Robinson believes that Gove’s claims were nothing more than an unfair attack on teachers. “The idea that kids will see a comedy series about the war and think that’s how it was is absurd,” he says. “It’s like saying that you shouldn’t teach Wilfred Owen, because then kids will think the whole of the First World War rhymed. It’s such a literal way of thinking.

“A decent teacher will use it to impart certain things - to bounce certain things off them - so kids can get excited about something.”

When he was nine years old, he developed a love of poetry thanks to an elocution teacher (“Not a word you hear very much any more,” he says) at his primary school. “She came into school twice a week and your parents paid five shillings a term so you could get rid of your East London accent.
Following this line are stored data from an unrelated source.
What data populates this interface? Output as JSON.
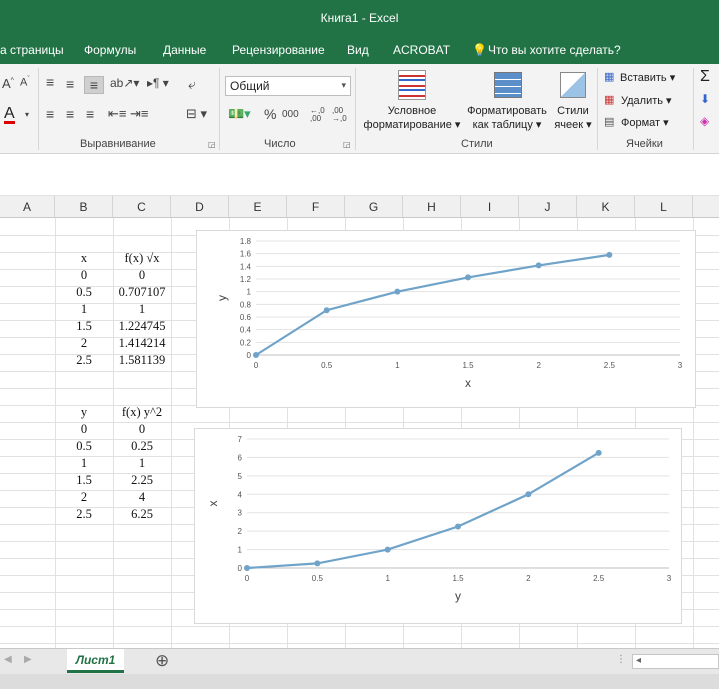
{
  "window": {
    "title": "Книга1  -  Excel"
  },
  "menu": [
    "а страницы",
    "Формулы",
    "Данные",
    "Рецензирование",
    "Вид",
    "ACROBAT",
    "Что вы хотите сделать?"
  ],
  "ribbon": {
    "number_format": "Общий",
    "percent": "%",
    "thousands": "000",
    "dec_inc": "←,0 ,00",
    "dec_dec": ",00 →,0",
    "conditional_line1": "Условное",
    "conditional_line2": "форматирование",
    "format_table_line1": "Форматировать",
    "format_table_line2": "как таблицу",
    "styles_line1": "Стили",
    "styles_line2": "ячеек",
    "insert": "Вставить",
    "delete": "Удалить",
    "format": "Формат",
    "groups": {
      "alignment": "Выравнивание",
      "number": "Число",
      "styles": "Стили",
      "cells": "Ячейки"
    },
    "font_a": "A",
    "sigma": "Σ"
  },
  "columns": [
    "A",
    "B",
    "C",
    "D",
    "E",
    "F",
    "G",
    "H",
    "I",
    "J",
    "K",
    "L"
  ],
  "table1": {
    "headers": [
      "x",
      "f(x) √x"
    ],
    "rows": [
      [
        "0",
        "0"
      ],
      [
        "0.5",
        "0.707107"
      ],
      [
        "1",
        "1"
      ],
      [
        "1.5",
        "1.224745"
      ],
      [
        "2",
        "1.414214"
      ],
      [
        "2.5",
        "1.581139"
      ]
    ]
  },
  "table2": {
    "headers": [
      "y",
      "f(x) y^2"
    ],
    "rows": [
      [
        "0",
        "0"
      ],
      [
        "0.5",
        "0.25"
      ],
      [
        "1",
        "1"
      ],
      [
        "1.5",
        "2.25"
      ],
      [
        "2",
        "4"
      ],
      [
        "2.5",
        "6.25"
      ]
    ]
  },
  "chart_data": [
    {
      "type": "line",
      "title": "",
      "xlabel": "x",
      "ylabel": "y",
      "x": [
        0,
        0.5,
        1,
        1.5,
        2,
        2.5
      ],
      "series": [
        {
          "values": [
            0,
            0.707107,
            1,
            1.224745,
            1.414214,
            1.581139
          ]
        }
      ],
      "xlim": [
        0,
        3
      ],
      "ylim": [
        0,
        1.8
      ],
      "xticks": [
        "0",
        "0.5",
        "1",
        "1.5",
        "2",
        "2.5",
        "3"
      ],
      "yticks": [
        "0",
        "0.2",
        "0.4",
        "0.6",
        "0.8",
        "1",
        "1.2",
        "1.4",
        "1.6",
        "1.8"
      ],
      "grid": true,
      "color": "#6fa3c9"
    },
    {
      "type": "line",
      "title": "",
      "xlabel": "y",
      "ylabel": "x",
      "x": [
        0,
        0.5,
        1,
        1.5,
        2,
        2.5
      ],
      "series": [
        {
          "values": [
            0,
            0.25,
            1,
            2.25,
            4,
            6.25
          ]
        }
      ],
      "xlim": [
        0,
        3
      ],
      "ylim": [
        0,
        7
      ],
      "xticks": [
        "0",
        "0.5",
        "1",
        "1.5",
        "2",
        "2.5",
        "3"
      ],
      "yticks": [
        "0",
        "1",
        "2",
        "3",
        "4",
        "5",
        "6",
        "7"
      ],
      "grid": true,
      "color": "#6fa3c9"
    }
  ],
  "sheet_tab": "Лист1",
  "add_sheet": "⊕",
  "colors": {
    "excel_green": "#217346",
    "series": "#6fa3c9"
  }
}
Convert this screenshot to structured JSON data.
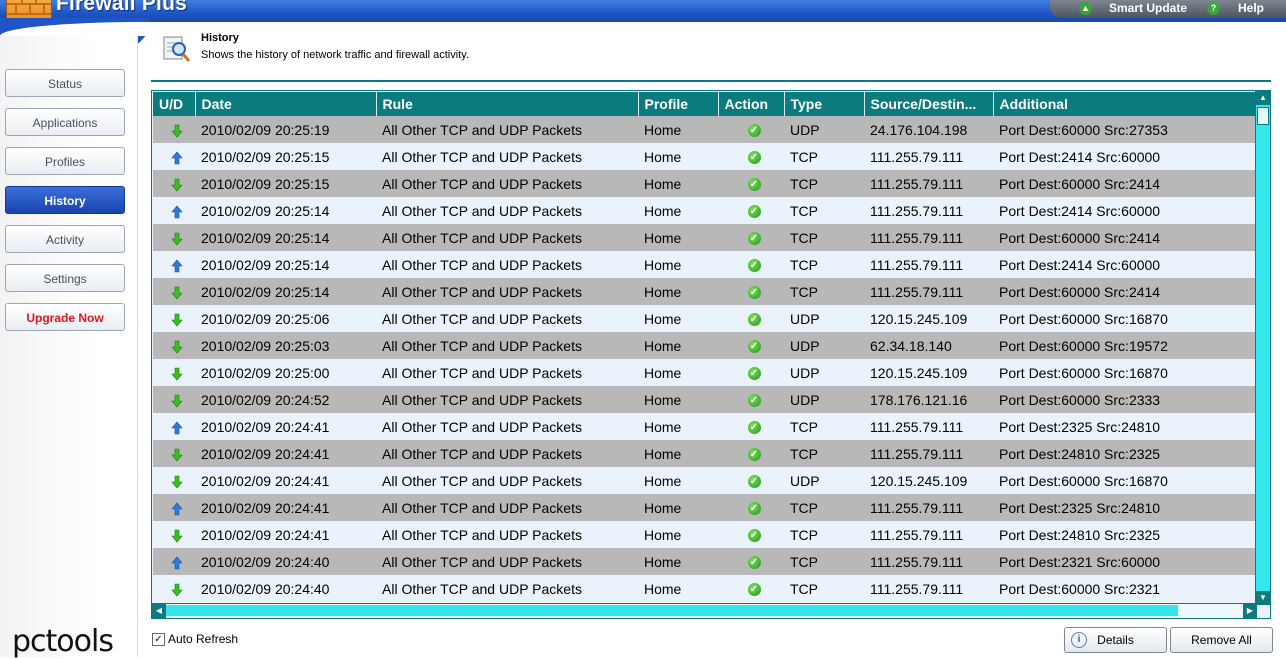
{
  "app": {
    "title": "Firewall Plus"
  },
  "topbar": {
    "smart_update": "Smart Update",
    "help": "Help"
  },
  "sidebar": {
    "items": [
      {
        "label": "Status"
      },
      {
        "label": "Applications"
      },
      {
        "label": "Profiles"
      },
      {
        "label": "History"
      },
      {
        "label": "Activity"
      },
      {
        "label": "Settings"
      },
      {
        "label": "Upgrade Now"
      }
    ],
    "active": "History",
    "brand": "pctools"
  },
  "header": {
    "title": "History",
    "subtitle": "Shows the history of network traffic and firewall activity."
  },
  "table": {
    "columns": [
      "U/D",
      "Date",
      "Rule",
      "Profile",
      "Action",
      "Type",
      "Source/Destin...",
      "Additional"
    ],
    "rows": [
      {
        "dir": "down",
        "date": "2010/02/09 20:25:19",
        "rule": "All Other TCP and UDP Packets",
        "profile": "Home",
        "type": "UDP",
        "addr": "24.176.104.198",
        "additional": "Port Dest:60000 Src:27353"
      },
      {
        "dir": "up",
        "date": "2010/02/09 20:25:15",
        "rule": "All Other TCP and UDP Packets",
        "profile": "Home",
        "type": "TCP",
        "addr": "111.255.79.111",
        "additional": "Port Dest:2414 Src:60000"
      },
      {
        "dir": "down",
        "date": "2010/02/09 20:25:15",
        "rule": "All Other TCP and UDP Packets",
        "profile": "Home",
        "type": "TCP",
        "addr": "111.255.79.111",
        "additional": "Port Dest:60000 Src:2414"
      },
      {
        "dir": "up",
        "date": "2010/02/09 20:25:14",
        "rule": "All Other TCP and UDP Packets",
        "profile": "Home",
        "type": "TCP",
        "addr": "111.255.79.111",
        "additional": "Port Dest:2414 Src:60000"
      },
      {
        "dir": "down",
        "date": "2010/02/09 20:25:14",
        "rule": "All Other TCP and UDP Packets",
        "profile": "Home",
        "type": "TCP",
        "addr": "111.255.79.111",
        "additional": "Port Dest:60000 Src:2414"
      },
      {
        "dir": "up",
        "date": "2010/02/09 20:25:14",
        "rule": "All Other TCP and UDP Packets",
        "profile": "Home",
        "type": "TCP",
        "addr": "111.255.79.111",
        "additional": "Port Dest:2414 Src:60000"
      },
      {
        "dir": "down",
        "date": "2010/02/09 20:25:14",
        "rule": "All Other TCP and UDP Packets",
        "profile": "Home",
        "type": "TCP",
        "addr": "111.255.79.111",
        "additional": "Port Dest:60000 Src:2414"
      },
      {
        "dir": "down",
        "date": "2010/02/09 20:25:06",
        "rule": "All Other TCP and UDP Packets",
        "profile": "Home",
        "type": "UDP",
        "addr": "120.15.245.109",
        "additional": "Port Dest:60000 Src:16870"
      },
      {
        "dir": "down",
        "date": "2010/02/09 20:25:03",
        "rule": "All Other TCP and UDP Packets",
        "profile": "Home",
        "type": "UDP",
        "addr": "62.34.18.140",
        "additional": "Port Dest:60000 Src:19572"
      },
      {
        "dir": "down",
        "date": "2010/02/09 20:25:00",
        "rule": "All Other TCP and UDP Packets",
        "profile": "Home",
        "type": "UDP",
        "addr": "120.15.245.109",
        "additional": "Port Dest:60000 Src:16870"
      },
      {
        "dir": "down",
        "date": "2010/02/09 20:24:52",
        "rule": "All Other TCP and UDP Packets",
        "profile": "Home",
        "type": "UDP",
        "addr": "178.176.121.16",
        "additional": "Port Dest:60000 Src:2333"
      },
      {
        "dir": "up",
        "date": "2010/02/09 20:24:41",
        "rule": "All Other TCP and UDP Packets",
        "profile": "Home",
        "type": "TCP",
        "addr": "111.255.79.111",
        "additional": "Port Dest:2325 Src:24810"
      },
      {
        "dir": "down",
        "date": "2010/02/09 20:24:41",
        "rule": "All Other TCP and UDP Packets",
        "profile": "Home",
        "type": "TCP",
        "addr": "111.255.79.111",
        "additional": "Port Dest:24810 Src:2325"
      },
      {
        "dir": "down",
        "date": "2010/02/09 20:24:41",
        "rule": "All Other TCP and UDP Packets",
        "profile": "Home",
        "type": "UDP",
        "addr": "120.15.245.109",
        "additional": "Port Dest:60000 Src:16870"
      },
      {
        "dir": "up",
        "date": "2010/02/09 20:24:41",
        "rule": "All Other TCP and UDP Packets",
        "profile": "Home",
        "type": "TCP",
        "addr": "111.255.79.111",
        "additional": "Port Dest:2325 Src:24810"
      },
      {
        "dir": "down",
        "date": "2010/02/09 20:24:41",
        "rule": "All Other TCP and UDP Packets",
        "profile": "Home",
        "type": "TCP",
        "addr": "111.255.79.111",
        "additional": "Port Dest:24810 Src:2325"
      },
      {
        "dir": "up",
        "date": "2010/02/09 20:24:40",
        "rule": "All Other TCP and UDP Packets",
        "profile": "Home",
        "type": "TCP",
        "addr": "111.255.79.111",
        "additional": "Port Dest:2321 Src:60000"
      },
      {
        "dir": "down",
        "date": "2010/02/09 20:24:40",
        "rule": "All Other TCP and UDP Packets",
        "profile": "Home",
        "type": "TCP",
        "addr": "111.255.79.111",
        "additional": "Port Dest:60000 Src:2321"
      }
    ]
  },
  "footer": {
    "auto_refresh_label": "Auto Refresh",
    "auto_refresh_checked": true,
    "details_label": "Details",
    "remove_all_label": "Remove All"
  },
  "colors": {
    "header_teal": "#0b7b7d",
    "row_gray": "#b8b8b8",
    "row_light": "#eaf3fb",
    "arrow_down_green": "#3bbf1c",
    "arrow_up_blue": "#2f7ad8",
    "action_ok_green": "#22941a",
    "upgrade_red": "#e0171f"
  }
}
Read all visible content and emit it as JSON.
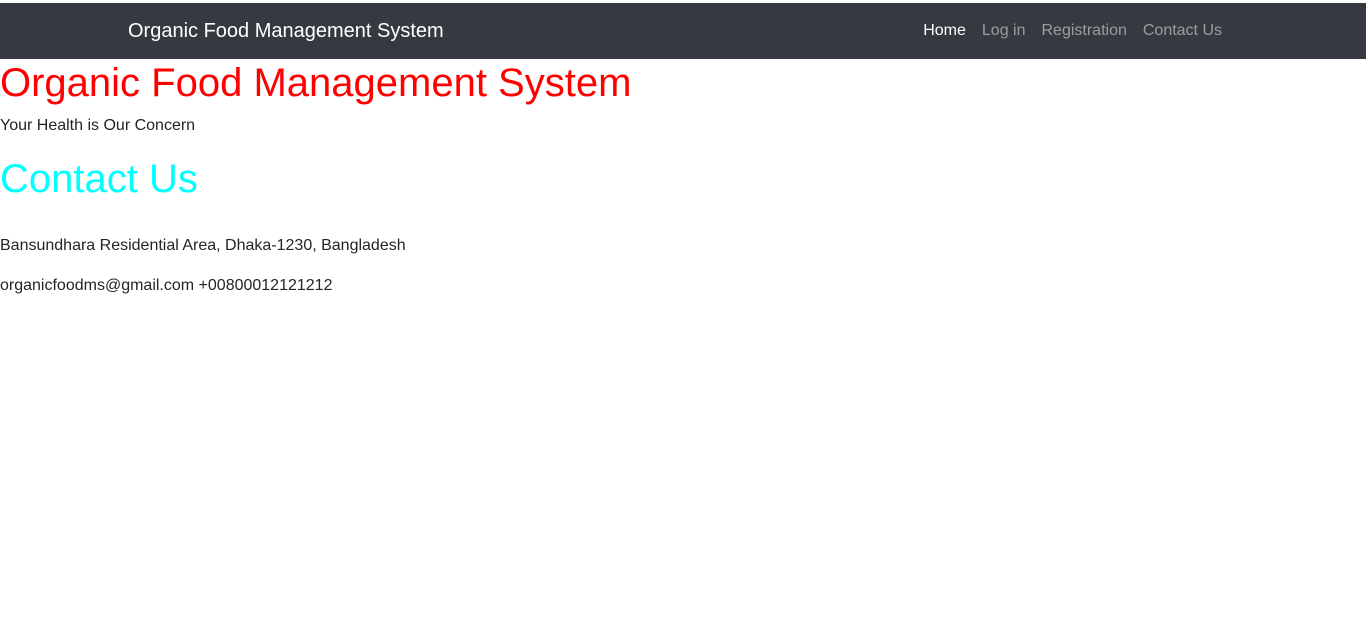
{
  "navbar": {
    "brand": "Organic Food Management System",
    "links": [
      {
        "label": "Home",
        "active": true
      },
      {
        "label": "Log in",
        "active": false
      },
      {
        "label": "Registration",
        "active": false
      },
      {
        "label": "Contact Us",
        "active": false
      }
    ]
  },
  "header": {
    "title": "Organic Food Management System",
    "tagline": "Your Health is Our Concern"
  },
  "contact": {
    "heading": "Contact Us",
    "address": "Bansundhara Residential Area, Dhaka-1230, Bangladesh",
    "email": "organicfoodms@gmail.com",
    "phone": "+00800012121212"
  },
  "colors": {
    "navbar_bg": "#343a40",
    "title": "#ff0000",
    "section_heading": "#00ffff"
  }
}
“I realised from her what a physical thing poetry was: the muscularity that was required from your lips and your tongue and the bellows of your diaphragm. She would fling herself around the room - and encourage me to do the same - while reciting the poems of Walter de la Mare and John Masefield.”

A cunning plan

But we are unlikely to value teachers, he believes, until we see education as something integral to life - something that permeates it - rather than as something that is done to children between the ages of 4 and 18.

“Education is something that these people - teachers - do to our children,” he says. “If they do it well, they’re doing it properly. “And if they do it badly, then we put them and the children they teach under a series of microscopic slides, and force them to do exams at 7, 11 and 16.”

‘It’s a very radical and exciting time. If we want to change, then we have to change our institutions with it’

Ideally, he believes, we should step back from education as we know it, and instead think about what is best for children in the 21st century. “We’re living with enormous change,” he says. “We don’t know where we’re going to be in five, 10 years’ time.

“What’s Trump doing as president? Can that in any way be described as a good thing? No. But it does demonstrate the enormous turmoil that we’re living with at the moment.

“And we understand the role that technology is going to play in that. It’s a very radical and exciting time.” He pauses. “It’s not radical like a sulky 1960s Trot. But it’s exciting. If we want to change, then we have to change our institutions with it.”